Bill Condon: Totalmente. Gracias por esa lectura; realmente se siente como un cierre, aunque espero que no signifique un "final". Las similitudes son enormes: en ambos casos escribí el guion sin contrato, de forma independiente, buscando financiamiento hasta llegar a Sundance. Y, por supuesto, están estos dos personajes condenados que encuentran la gracia al final de sus vidas. Para mí, habitar esa mezcla de emoción profunda con un guiño camp es mi territorio natural, uno que no visitaba de lleno desde aquel entonces.

TOM: La conexión entre Diego Luna y Tonatiuh es el corazón del filme. ¿Cómo construiste esa química que se siente tan auténtica?
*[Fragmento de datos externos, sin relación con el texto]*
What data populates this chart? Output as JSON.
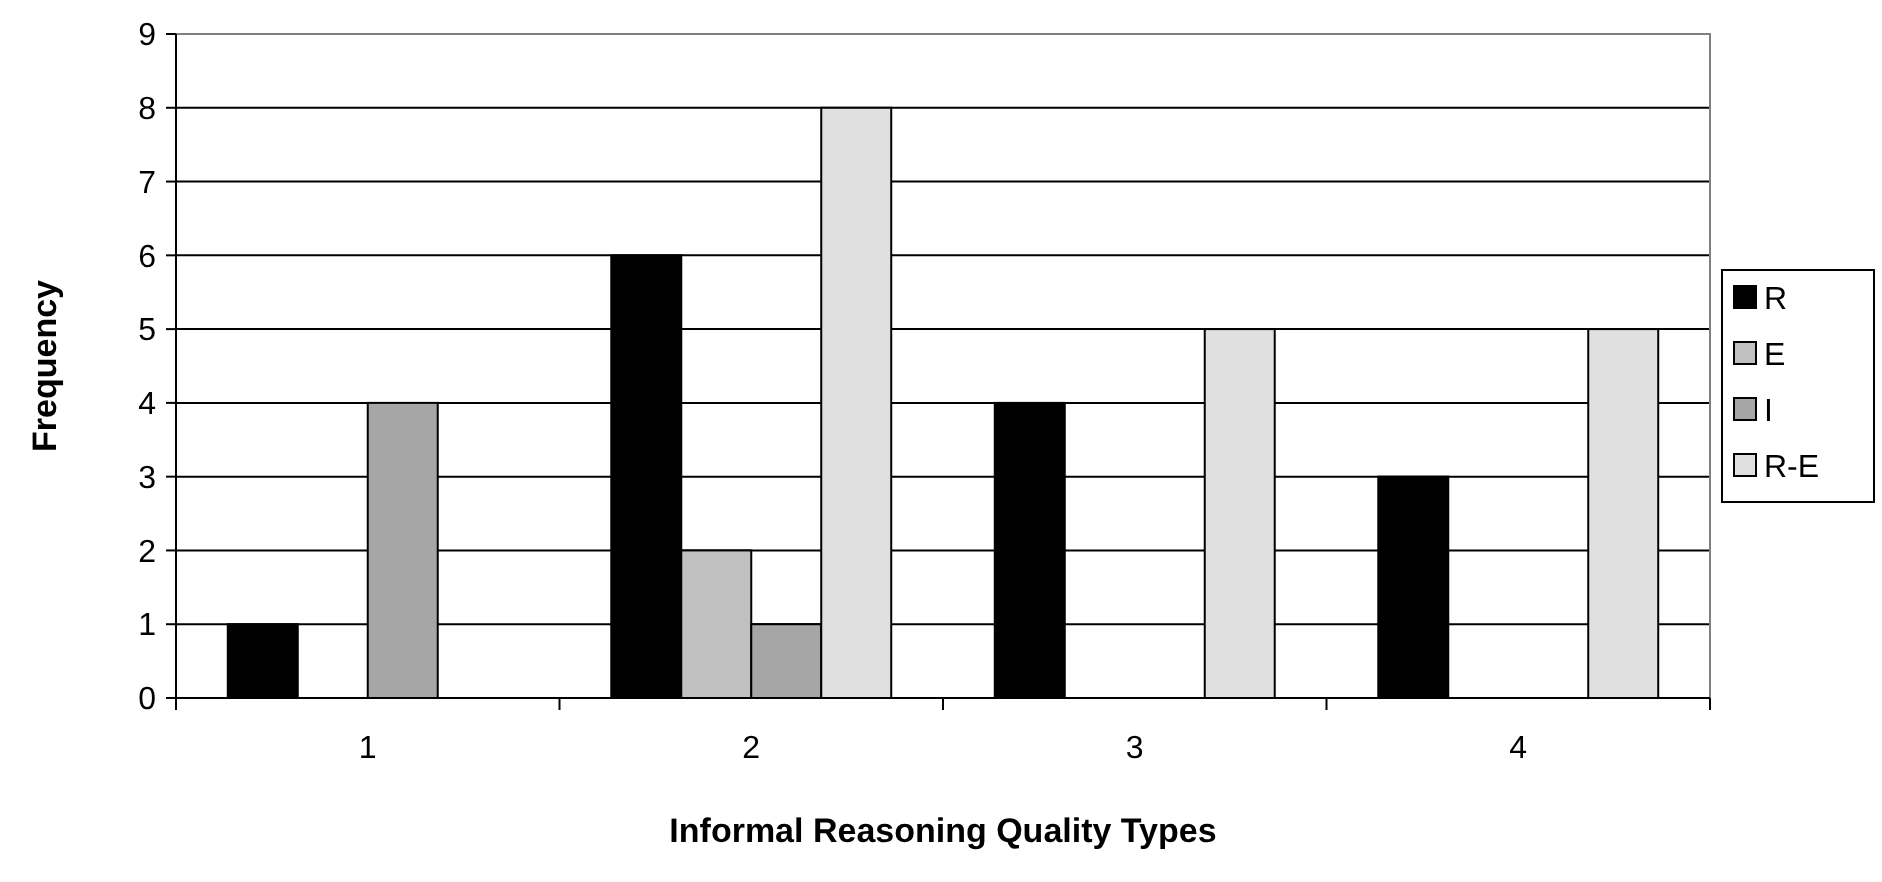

BC: Empezó con un proceso teatral: ensayos, trabajo de mesa y análisis profundo de cada escena. Diego es un creador total; su nivel de compromiso es extraordinario. Pero la química real nació de la claustrofobia del rodaje. Estábamos en una locación que era, literalmente, una celda. Todo el día, todos los días. En la historia, ellos viven bajo una amenaza de muerte constante, y en el set se generó una versión emocional de eso: no existía nada fuera de ese espacio. Esa intensidad hizo que su vínculo creciera de manera orgánica.

TOM: Jennifer Lopez encarna deseo e ilusión, pero también una herida profunda. ¿Cómo fue llevarla más allá del glamour?

BC: Ella lo entendió desde la primera conversación. Comprendió que Aurora, la diva de la película, es en el fondo una proyección de Molina. Ambos comparten la misma herida: la incapacidad de amar y ser amados. Jennifer buscó que, incluso dentro del estilo melodramático, todo tuviera verdad emocional. Logró que la frase de su personaje sobre estar "maldita" resonara con el dolor de Molina cuando confiesa estar cansado de la soledad. Ella aportó autenticidad en medio del artificio.

TOM: Molina sobrevive a través del cine. ¿Te reconoces en esa necesidad de transformar el dolor en historias?

BC: Muchísimo. Ante todo, soy un espectador. El cine te permite habitar otras pieles y entender mundos ajenos. Con los años, el escapismo puro ya no me basta; busco películas que ofrezcan una experiencia completa: emoción, pensamiento y contradicción. Como una comida entera, no solo el postre. Molina usa el cine para sobrevivir, pero también para entender su propia vida. Es imposible no verse reflejado en él.